A high molecular-mass Anoxybacillus sp. SK3-4 amylopullulanase: characterization and its relationship in carbohydrate utilization

Abstract

An amylopullulanase of the thermophilic Anoxybacillus sp. SK3-4 (ApuASK) was purified to homogeneity and characterized. Though amylopullulanases larger than 200 kDa are rare, the molecular mass of purified ApuASK appears to be approximately 225 kDa, on both SDS-PAGE analyses and native-PAGE analyses. ApuASK was stable between pH 6.0 and pH 8.0 and exhibited optimal activity at pH 7.5. The optimal temperature for ApuASK enzyme activity was 60 °C, and it retained 54% of its total activity for 240 min at 65 °C. ApuASK reacts with pullulan, starch, glycogen, and dextrin, yielding glucose, maltose, and maltotriose. Interestingly, most of the previously described amylopullulanases are unable to produce glucose and maltose from these substrates. Thus, ApuASK is a novel, high molecular-mass amylopullulanase able to produce glucose, maltose, and maltotriose from pullulan and starch. Based on whole genome sequencing data, ApuASK appeared to be the largest protein present in Anoxybacillus sp. SK3-4. The α-amylase catalytic domain present in all of the amylase superfamily members is present in ApuASK, located between the cyclodextrin (CD)-pullulan-degrading N-terminus and the α-amylase catalytic C-terminus (amyC) domains. In addition, the existence of a S-layer homology (SLH) domain indicates that ApuASK might function as a cell-anchoring enzyme and be important for carbohydrate utilization in a streaming hot spring.

Figure 1

(a) The protein relationship tree of Apu from Anoxybacillus, Bacillus, Geobacillus, Thermoanaerobacter, Thermoanaerobacterium, Bifidobacterium, and Lactobacillus. (b) Schematic representation of conserved domains identified by motif search for the respective Apus.

Figure 2

Biochemical characterizations of ApuASK. (a) Effects of pH on activity (●) and stability (○) of ApuASK; (b) Effects of temperature on activity (●) and stability (○) of ApuASK; (c) Thermostability of ApuASK at 60 °C (■), 65 °C (□), and 70 °C (▼).
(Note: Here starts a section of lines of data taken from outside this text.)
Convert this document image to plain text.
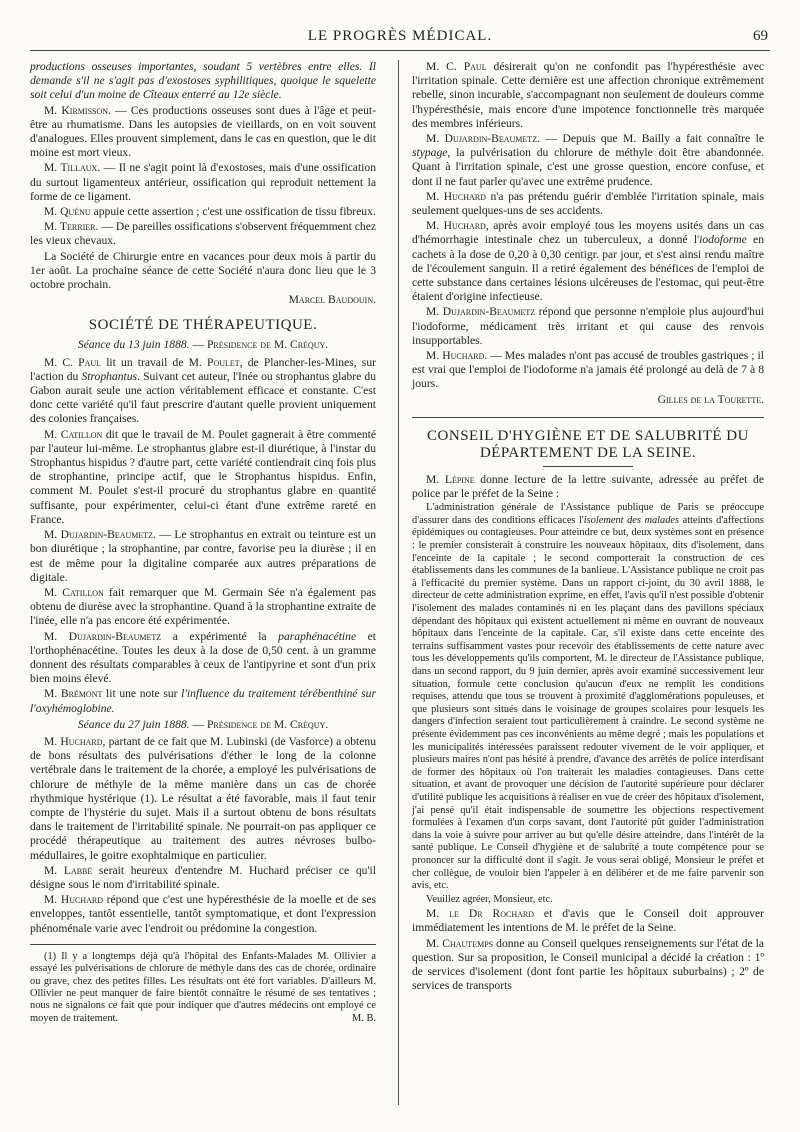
LE PROGRÈS MÉDICAL.	69

productions osseuses importantes, soudant 5 vertèbres entre elles. Il demande s'il ne s'agit pas d'exostoses syphilitiques, quoique le squelette soit celui d'un moine de Cîteaux enterré au 12e siècle.

M. Kirmisson. — Ces productions osseuses sont dues à l'âge et peut-être au rhumatisme. Dans les autopsies de vieillards, on en voit souvent d'analogues. Elles prouvent simplement, dans le cas en question, que le dit moine est mort vieux.

M. Tillaux. — Il ne s'agit point là d'exostoses, mais d'une ossification du surtout ligamenteux antérieur, ossification qui reproduit nettement la forme de ce ligament.

M. Quénu appuie cette assertion ; c'est une ossification de tissu fibreux.

M. Terrier. — De pareilles ossifications s'observent fréquemment chez les vieux chevaux.

La Société de Chirurgie entre en vacances pour deux mois à partir du 1er août. La prochaine séance de cette Société n'aura donc lieu que le 3 octobre prochain.

Marcel Baudouin.

SOCIÉTÉ DE THÉRAPEUTIQUE.

Séance du 13 juin 1888. — Présidence de M. Créquy.

M. C. Paul lit un travail de M. Poulet, de Plancher-les-Mines, sur l'action du Strophantus. Suivant cet auteur, l'Inée ou strophantus glabre du Gabon aurait seule une action véritablement efficace et constante. C'est donc cette variété qu'il faut prescrire d'autant quelle provient uniquement des colonies françaises.

M. Catillon dit que le travail de M. Poulet gagnerait à être commenté par l'auteur lui-même. Le strophantus glabre est-il diurétique, à l'instar du Strophantus hispidus ? d'autre part, cette variété contiendrait cinq fois plus de strophantine, principe actif, que le Strophantus hispidus. Enfin, comment M. Poulet s'est-il procuré du strophantus glabre en quantité suffisante, pour expérimenter, celui-ci étant d'une extrême rareté en France.

M. Dujardin-Beaumetz. — Le strophantus en extrait ou teinture est un bon diurétique ; la strophantine, par contre, favorise peu la diurèse ; il en est de même pour la digitaline comparée aux autres préparations de digitale.

M. Catillon fait remarquer que M. Germain Sée n'a également pas obtenu de diurèse avec la strophantine. Quand à la strophantine extraite de l'inée, elle n'a pas encore été expérimentée.

M. Dujardin-Beaumetz a expérimenté la paraphénacétine et l'orthophénacétine. Toutes les deux à la dose de 0,50 cent. à un gramme donnent des résultats comparables à ceux de l'antipyrine et sont d'un prix bien moins élevé.

M. Brémont lit une note sur l'influence du traitement térébenthiné sur l'oxyhémoglobine.

Séance du 27 juin 1888. — Présidence de M. Créquy.

M. Huchard, partant de ce fait que M. Lubinski (de Vasforce) a obtenu de bons résultats des pulvérisations d'éther le long de la colonne vertébrale dans le traitement de la chorée, a employé les pulvérisations de chlorure de méthyle de la même manière dans un cas de chorée rhythmique hystérique (1). Le résultat a été favorable, mais il faut tenir compte de l'hystérie du sujet. Mais il a surtout obtenu de bons résultats dans le traitement de l'irritabilité spinale. Ne pourrait-on pas appliquer ce procédé thérapeutique au traitement des autres névroses bulbo-médullaires, le goitre exophtalmique en particulier.

M. Labbé serait heureux d'entendre M. Huchard préciser ce qu'il désigne sous le nom d'irritabilité spinale.

M. Huchard répond que c'est une hypéresthésie de la moelle et de ses enveloppes, tantôt essentielle, tantôt symptomatique, et dont l'expression phénoménale varie avec l'endroit ou prédomine la congestion.

(1) Il y a longtemps déjà qu'à l'hôpital des Enfants-Malades M. Ollivier a essayé les pulvérisations de chlorure de méthyle dans des cas de chorée, ordinaire ou grave, chez des petites filles. Les résultats ont été fort variables. D'ailleurs M. Ollivier ne peut manquer de faire bientôt connaître le résumé de ses tentatives ; nous ne signalons ce fait que pour indiquer que d'autres médecins ont employé ce moyen de traitement.	M. B.

M. C. Paul désirerait qu'on ne confondit pas l'hypéresthésie avec l'irritation spinale. Cette dernière est une affection chronique extrêmement rebelle, sinon incurable, s'accompagnant non seulement de douleurs comme l'hypéresthésie, mais encore d'une impotence fonctionnelle très marquée des membres inférieurs.

M. Dujardin-Beaumetz. — Depuis que M. Bailly a fait connaître le stypage, la pulvérisation du chlorure de méthyle doit être abandonnée. Quant à l'irritation spinale, c'est une grosse question, encore confuse, et dont il ne faut parler qu'avec une extrême prudence.

M. Huchard n'a pas prétendu guérir d'emblée l'irritation spinale, mais seulement quelques-uns de ses accidents.

M. Huchard, après avoir employé tous les moyens usités dans un cas d'hémorrhagie intestinale chez un tuberculeux, a donné l'iodoforme en cachets à la dose de 0,20 à 0,30 centigr. par jour, et s'est ainsi rendu maître de l'écoulement sanguin. Il a retiré également des bénéfices de l'emploi de cette substance dans certaines lésions ulcéreuses de l'estomac, qui peut-être étaient d'origine infectieuse.

M. Dujardin-Beaumetz répond que personne n'emploie plus aujourd'hui l'iodoforme, médicament très irritant et qui cause des renvois insupportables.

M. Huchard. — Mes malades n'ont pas accusé de troubles gastriques ; il est vrai que l'emploi de l'iodoforme n'a jamais été prolongé au delà de 7 à 8 jours.

Gilles de la Tourette.

CONSEIL D'HYGIÈNE ET DE SALUBRITÉ DU DÉPARTEMENT DE LA SEINE.

M. Lépine donne lecture de la lettre suivante, adressée au préfet de police par le préfet de la Seine :

L'administration générale de l'Assistance publique de Paris se préoccupe d'assurer dans des conditions efficaces l'isolement des malades atteints d'affections épidémiques ou contagieuses. Pour atteindre ce but, deux systèmes sont en présence : le premier consisterait à construire les nouveaux hôpitaux, dits d'isolement, dans l'enceinte de la capitale ; le second comporterait la construction de ces établissements dans les communes de la banlieue. L'Assistance publique ne croit pas à l'efficacité du premier système. Dans un rapport ci-joint, du 30 avril 1888, le directeur de cette administration exprime, en effet, l'avis qu'il n'est possible d'obtenir l'isolement des malades contaminés ni en les plaçant dans des pavillons spéciaux dépendant des hôpitaux qui existent actuellement ni même en ouvrant de nouveaux hôpitaux dans l'enceinte de la capitale. Car, s'il existe dans cette enceinte des terrains suffisamment vastes pour recevoir des établissements de cette nature avec tous les développements qu'ils comportent, M. le directeur de l'Assistance publique, dans un second rapport, du 9 juin dernier, après avoir examiné successivement leur situation, formule cette conclusion qu'aucun d'eux ne remplit les conditions requises, attendu que tous se trouvent à proximité d'agglomérations populeuses, et que plusieurs sont situés dans le voisinage de groupes scolaires pour lesquels les dangers d'infection seraient tout particulièrement à craindre. Le second système ne présente évidemment pas ces inconvénients au même degré ; mais les populations et les municipalités intéressées paraissent redouter vivement de le voir appliquer, et plusieurs maires n'ont pas hésité à prendre, d'avance des arrêtés de police interdisant de former des hôpitaux où l'on traiterait les maladies contagieuses. Dans cette situation, et avant de provoquer une décision de l'autorité supérieure pour déclarer d'utilité publique les acquisitions à réaliser en vue de créer des hôpitaux d'isolement, j'ai pensé qu'il était indispensable de soumettre les objections respectivement formulées à l'examen d'un corps savant, dont l'autorité pût guider l'administration dans la voie à suivre pour arriver au but qu'elle désire atteindre, dans l'intérêt de la santé publique. Le Conseil d'hygiène et de salubrité a toute compétence pour se prononcer sur la difficulté dont il s'agit. Je vous serai obligé, Monsieur le préfet et cher collègue, de vouloir bien l'appeler à en délibérer et de me faire parvenir son avis, etc.

Veuillez agréer, Monsieur, etc.

M. le Dr Rochard et d'avis que le Conseil doit approuver immédiatement les intentions de M. le préfet de la Seine.

M. Chautemps donne au Conseil quelques renseignements sur l'état de la question. Sur sa proposition, le Conseil municipal a décidé la création : 1º de services d'isolement (dont font partie les hôpitaux suburbains) ; 2º de services de transports
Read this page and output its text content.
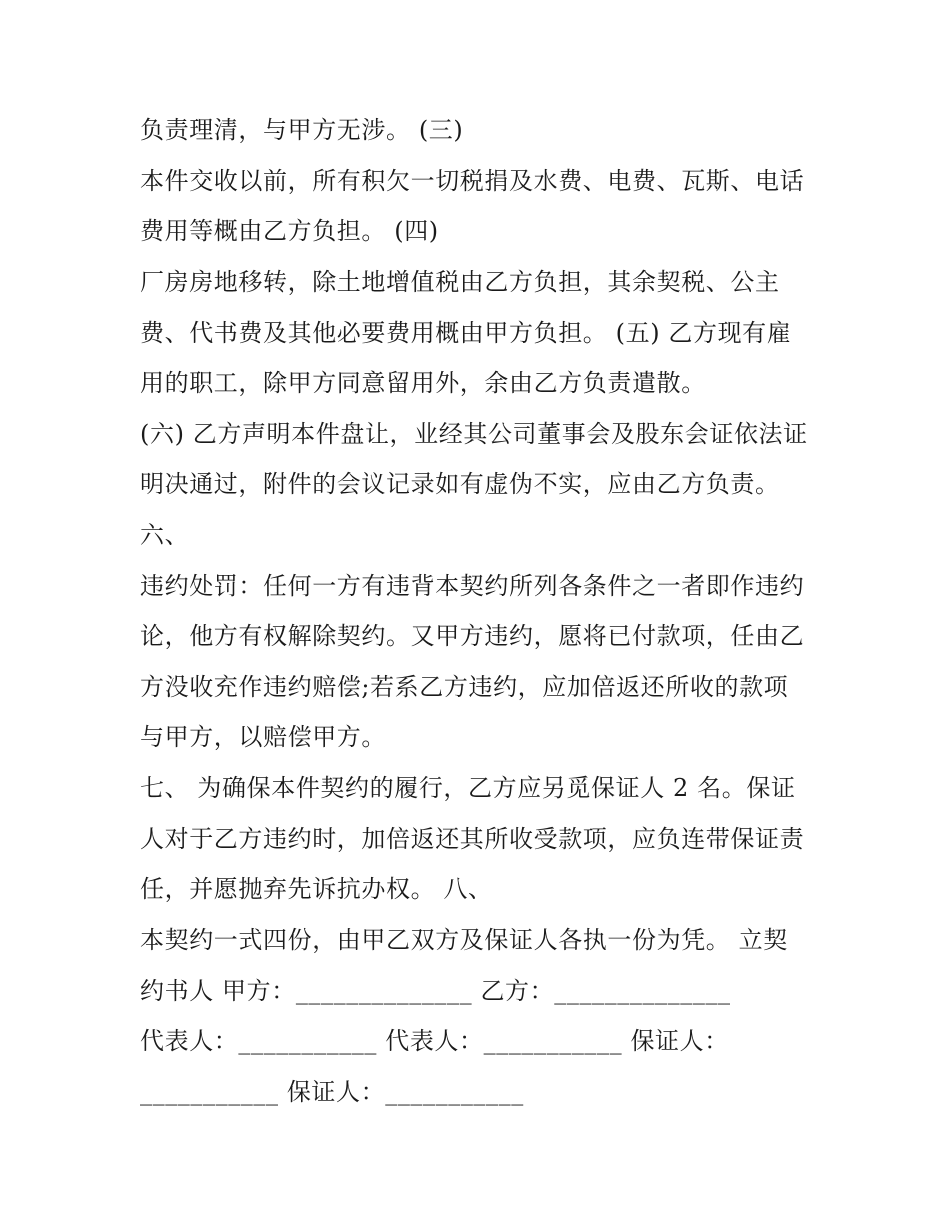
负责理清，与甲方无涉。 (三)
本件交收以前，所有积欠一切税捐及水费、电费、瓦斯、电话
费用等概由乙方负担。 (四)
厂房房地移转，除土地增值税由乙方负担，其余契税、公主
费、代书费及其他必要费用概由甲方负担。 (五) 乙方现有雇
用的职工，除甲方同意留用外，余由乙方负责遣散。
(六) 乙方声明本件盘让，业经其公司董事会及股东会证依法证
明决通过，附件的会议记录如有虚伪不实，应由乙方负责。
六、
违约处罚：任何一方有违背本契约所列各条件之一者即作违约
论，他方有权解除契约。又甲方违约，愿将已付款项，任由乙
方没收充作违约赔偿;若系乙方违约，应加倍返还所收的款项
与甲方，以赔偿甲方。
七、 为确保本件契约的履行，乙方应另觅保证人 2 名。保证
人对于乙方违约时，加倍返还其所收受款项，应负连带保证责
任，并愿抛弃先诉抗办权。 八、
本契约一式四份，由甲乙双方及保证人各执一份为凭。 立契
约书人 甲方：______________ 乙方：______________
代表人：___________ 代表人：___________ 保证人：
___________ 保证人：___________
Values are the mean ± standard error of triplicate analyses.

Figure 3

Analysis of reaction products using HPLC. (a) Production of glucose (black), maltose (light grey), and maltotriose (grey) by ApuASK on pullulan at different time intervals; (b) Production of glucose (black), maltose (light grey), and maltotriose (grey) by ApuASK on individual substrate of pullulan, soluble starch, amylose, amylopectin, glycogen, and dextrin.

Figure 4

Illustration of carbohydrate (i.e., starch) utilization in Anoxybacillus sp. SK3-4. Several types of putative transporters and enzymes that are involved in carbohydrate utilization in Anoxybacillus sp. SK3-4 were identified through the analyzed sequence data from genome sequencing. The localization of the enzymes was predicted using PSORTb 3.0. ApuASK and α-amylase from Anoxybacillus sp. SK3-4, ASKA [33] are cell-bound proteins whiles other enzymes are expressed intracellularly.